19 Feb 2019
Posted in Press Release
AI in epidemiology could lead to more efficient identification of the source of foodborne illness, says GlobalData
Following the news that researchers at the University of Georgia developed an Artificial Intelligence (AI) process that can help identify the source of a Salmonella outbreak,
Ana Fernandez Menjivar, Senior Epidemiologist at GlobalData, a leading data and analytics company, offers her view on the impact of this innovation:
“As more machines are able to comb through large amounts of data and highlight the important findings in a short time, we can clearly see how AI is revolutionizing the healthcare sector.
“Innovations like Random Forest introduce a new way of approaching food safety and epidemiology surveillance. By using AI in the process of detecting, characterizing, tracking, and responding to disease outbreaks, disease surveillance becomes automated so decision making is expedited and public health officials can implement real-time interventions to prevent illness.

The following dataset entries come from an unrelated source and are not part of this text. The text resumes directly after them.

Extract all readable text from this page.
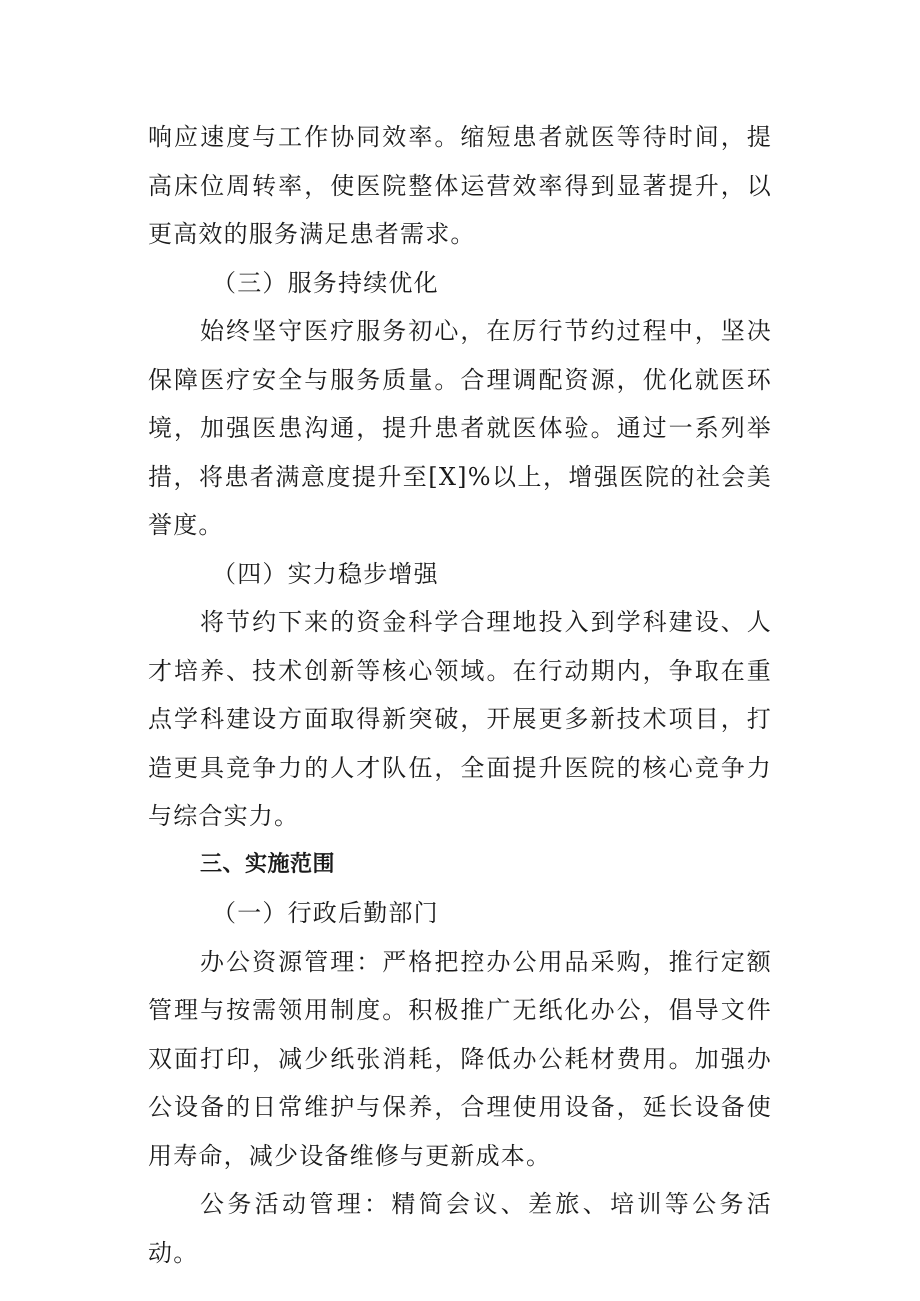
响应速度与工作协同效率。缩短患者就医等待时间，提高床位周转率，使医院整体运营效率得到显著提升，以更高效的服务满足患者需求。

（三）服务持续优化

始终坚守医疗服务初心，在厉行节约过程中，坚决保障医疗安全与服务质量。合理调配资源，优化就医环境，加强医患沟通，提升患者就医体验。通过一系列举措，将患者满意度提升至[X]%以上，增强医院的社会美誉度。

（四）实力稳步增强

将节约下来的资金科学合理地投入到学科建设、人才培养、技术创新等核心领域。在行动期内，争取在重点学科建设方面取得新突破，开展更多新技术项目，打造更具竞争力的人才队伍，全面提升医院的核心竞争力与综合实力。

三、实施范围

（一）行政后勤部门

办公资源管理：严格把控办公用品采购，推行定额管理与按需领用制度。积极推广无纸化办公，倡导文件双面打印，减少纸张消耗，降低办公耗材费用。加强办公设备的日常维护与保养，合理使用设备，延长设备使用寿命，减少设备维修与更新成本。

公务活动管理：精简会议、差旅、培训等公务活动。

“The major impact of machine learning for this particular case is that the source of the outbreak can be traced much faster as Random Forest can go through large amounts of Salmonella genome code, and recognize if the source is from food or a food processing settings. For the general population it means that this approach could lead to early identification of the source of an outbreak, and in turn, public health officials can curb the spread of foodborne illness.
“Random Forest is most accurate at predicting the source of Salmonella Typhimurium, which is often associated with animals and animal products that are consumed. In over 80% of the cases it was able to recognize the animal sources of the bacteria.
“As more information is input into the system, the better it becomes at recognizing the source of the infection, which means that investigators will be more confident in linking the outbreak to a specific source.”